I made the decision to try this at 4:30 pm yesterday and I felt like it was a little too late in the day to try to cram in 5 servings of fruit/veggies, so I'm calling yesterday day -1.
I hate food journals. I always get frustrated by trying to calculate the nutritional information for casseroles or by trying to guess at serving sizes. With this plan, I'm going to write down everything I eat, but just so I can see what I am generally putting into my body. I'm not going to worry about the exact serving size (except for veggies) or anything like that.
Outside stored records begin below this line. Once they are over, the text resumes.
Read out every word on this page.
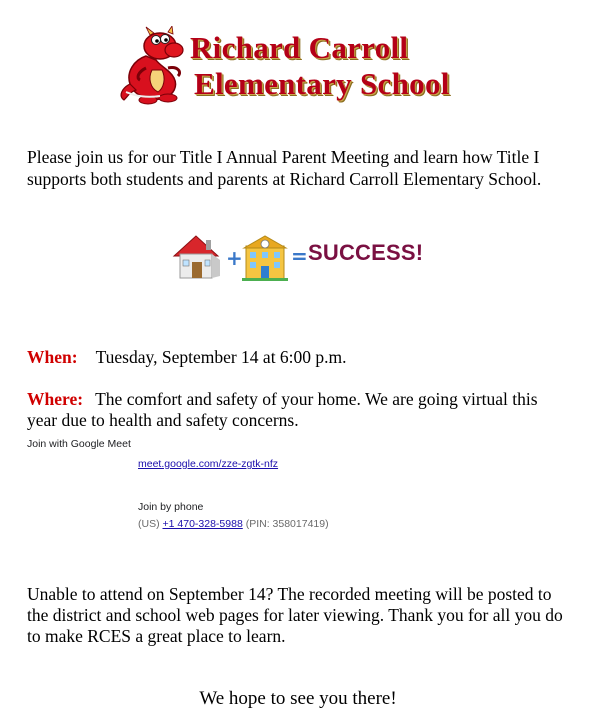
Richard Carroll
Elementary School
Please join us for our Title I Annual Parent Meeting and learn how Title I supports both students and parents at Richard Carroll Elementary School.
+ = SUCCESS!
When: Tuesday, September 14 at 6:00 p.m.
Where: The comfort and safety of your home. We are going virtual this year due to health and safety concerns.
Join with Google Meet
meet.google.com/zze-zgtk-nfz
Join by phone
(US) +1 470-328-5988 (PIN: 358017419)
Unable to attend on September 14? The recorded meeting will be posted to the district and school web pages for later viewing. Thank you for all you do to make RCES a great place to learn.
We hope to see you there!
I think this will help me to develop the habit of writing down what I eat, which should help me to identify trends and times when I overeat.
Breakfast: 2 pieces of wheat toast with peanut butter.
Thoughts: this is my favorite pre-run food and I can't tolerate much else until I am done running.
During run: 3 clif shot blocks.
Thoughts: I ran 6 miles and I need fuel during a run to prevent muscle cramps.
Lunch: a little less than half of a frozen pizza
Thoughts: pizza is my favorite post-run food. Notice that I didn't have any produce with it!
Dinner: I made a
hamburger-rice skillet and ate a serving of frozen peas on the side.
Thoughts: Normally, I would have just made the main dish and wouldn't have added anything else. One serving of peas is 3/4 of a cup. That's a lot of peas. As I suspected, they filled me up pretty quickly and I only had one serving of the hamburger/rice stuff. But, I was starving 4 hours later. I decided that I would just be hungry and managed to avoid an extra snack.
As you can see, I have a lot of room for improvement!